Russia is Building the World’s Largest Nuclear-Powered Icebreaker

· Science

As global warming softens ice in the arctic, Russia hopes to carve new sea lanes with the biggest ‘universal’ nuclear powered icebreaker the world has ever seen

A Russian Icebreaker Towing an American Supply Vessel in Antarctica, 2006 via Wikimedia

Russia already has a huge fleet of both diesel-powered and even nuclear icebreakers, but it recently penned an order for something the world has never seen before: a massive new 558-foot long, dual-reactor nuclear icebreaker that will be 46 feet longer and at least a dozen feet wider than any other icebreaker in its fleet. Powered by two 60-megawatt compact pressurized water reactors, it will be the world’s largest “universal” nuclear icebreaker.

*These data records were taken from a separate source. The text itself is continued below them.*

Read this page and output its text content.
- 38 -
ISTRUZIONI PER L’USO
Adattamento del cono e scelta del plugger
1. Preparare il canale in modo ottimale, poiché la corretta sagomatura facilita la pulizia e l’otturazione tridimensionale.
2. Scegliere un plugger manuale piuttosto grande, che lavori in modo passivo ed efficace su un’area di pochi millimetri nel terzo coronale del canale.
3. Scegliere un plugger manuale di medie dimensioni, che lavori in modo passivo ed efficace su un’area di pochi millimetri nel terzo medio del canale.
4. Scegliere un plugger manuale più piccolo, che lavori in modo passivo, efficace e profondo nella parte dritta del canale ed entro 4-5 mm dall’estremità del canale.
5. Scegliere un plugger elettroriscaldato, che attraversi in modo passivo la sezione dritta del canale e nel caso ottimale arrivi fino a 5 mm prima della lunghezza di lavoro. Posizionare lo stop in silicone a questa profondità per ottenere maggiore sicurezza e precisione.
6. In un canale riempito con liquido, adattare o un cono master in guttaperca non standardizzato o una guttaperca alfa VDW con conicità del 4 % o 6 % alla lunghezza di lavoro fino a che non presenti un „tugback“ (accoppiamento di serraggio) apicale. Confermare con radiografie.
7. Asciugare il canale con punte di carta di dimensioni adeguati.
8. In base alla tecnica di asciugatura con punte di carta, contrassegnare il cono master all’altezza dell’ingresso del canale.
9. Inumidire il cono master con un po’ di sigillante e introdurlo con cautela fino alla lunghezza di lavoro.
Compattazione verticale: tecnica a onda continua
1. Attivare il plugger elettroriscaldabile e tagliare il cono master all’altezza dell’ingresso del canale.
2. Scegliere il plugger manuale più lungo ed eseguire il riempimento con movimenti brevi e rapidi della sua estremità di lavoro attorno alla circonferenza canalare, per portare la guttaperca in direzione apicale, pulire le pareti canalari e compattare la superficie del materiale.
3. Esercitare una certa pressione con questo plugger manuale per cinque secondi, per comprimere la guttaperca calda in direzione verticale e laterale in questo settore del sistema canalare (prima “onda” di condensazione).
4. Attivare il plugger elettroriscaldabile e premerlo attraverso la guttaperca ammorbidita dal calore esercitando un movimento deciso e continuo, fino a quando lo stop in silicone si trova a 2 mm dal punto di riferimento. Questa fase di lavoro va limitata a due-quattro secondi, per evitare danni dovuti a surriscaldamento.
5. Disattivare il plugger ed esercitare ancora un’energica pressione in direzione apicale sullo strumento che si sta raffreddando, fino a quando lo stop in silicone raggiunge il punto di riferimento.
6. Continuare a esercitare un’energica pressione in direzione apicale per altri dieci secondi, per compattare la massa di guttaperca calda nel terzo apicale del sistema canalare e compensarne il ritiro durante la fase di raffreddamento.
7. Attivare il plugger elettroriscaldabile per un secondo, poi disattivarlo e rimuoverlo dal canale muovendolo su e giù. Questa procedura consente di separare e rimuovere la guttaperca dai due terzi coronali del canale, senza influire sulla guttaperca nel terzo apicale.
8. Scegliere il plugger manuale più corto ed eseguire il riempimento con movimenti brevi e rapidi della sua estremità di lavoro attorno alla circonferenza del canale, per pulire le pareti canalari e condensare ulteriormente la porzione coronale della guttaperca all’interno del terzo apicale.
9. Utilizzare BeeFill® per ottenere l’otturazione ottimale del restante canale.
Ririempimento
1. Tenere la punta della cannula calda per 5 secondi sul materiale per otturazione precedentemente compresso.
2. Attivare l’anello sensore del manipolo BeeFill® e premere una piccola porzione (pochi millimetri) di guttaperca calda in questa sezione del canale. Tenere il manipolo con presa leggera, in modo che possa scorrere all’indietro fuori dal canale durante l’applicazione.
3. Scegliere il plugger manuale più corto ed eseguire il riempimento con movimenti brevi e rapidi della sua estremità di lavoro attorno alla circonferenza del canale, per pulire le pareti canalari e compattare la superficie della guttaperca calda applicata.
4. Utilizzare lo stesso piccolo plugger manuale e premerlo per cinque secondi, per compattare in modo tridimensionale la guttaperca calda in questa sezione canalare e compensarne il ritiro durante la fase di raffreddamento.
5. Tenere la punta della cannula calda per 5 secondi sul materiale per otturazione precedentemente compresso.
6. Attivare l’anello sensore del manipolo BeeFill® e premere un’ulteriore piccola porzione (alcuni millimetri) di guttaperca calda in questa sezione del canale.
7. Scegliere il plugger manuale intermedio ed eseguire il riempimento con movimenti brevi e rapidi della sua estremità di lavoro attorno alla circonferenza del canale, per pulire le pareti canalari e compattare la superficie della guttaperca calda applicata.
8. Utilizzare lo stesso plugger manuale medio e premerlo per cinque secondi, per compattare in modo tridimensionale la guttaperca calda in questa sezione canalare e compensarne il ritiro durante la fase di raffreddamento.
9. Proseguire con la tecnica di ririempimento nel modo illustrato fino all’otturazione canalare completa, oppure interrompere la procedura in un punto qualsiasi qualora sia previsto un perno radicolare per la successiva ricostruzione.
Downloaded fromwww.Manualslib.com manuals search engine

This isn’t Russia’s first foray into nuclear-powered seagoing vessels of course. The hulking next-gen icebreaker will be built by Rosatomflot, the builder of the rest of Russia’s atomic fleet, which already includes about six nuclear powered icebreakers. The country is also planning to build a somewhat controversial floating nuclear power station that will employ the same RTM-200 pressurized water reactors as the icebreaker.

The primary difference here is that this new icebreaker, though bigger and more powerful than other nuclear- and diesel-powered ships in the fleet, will also be able to alter its draught (its depth below the water line) from between 28 to 35 feet via huge ballast tanks. That means it will be able smash its way through ice in the open waters north of the Asian continent as well as navigate shallower rivers throughout Siberia that would take it deep into Russia.

Justifying the $1.1 billion price tag: climate change. And oil. Arctic ice has already melted to the extent that shipping has increased along the lanes that connect Europe to Asia. And Russia has been aggressively trying to prove the extent of its continental shelf into the Arctic, where vast untapped energy stores are thought to be hiding in the currently-inaccessible seafloor. A massive nuclear-powered icebreaker that doesn’t require refueling for seven years at a time would certainly go a long way toward helping the Russian state access those Arctic energy reserves.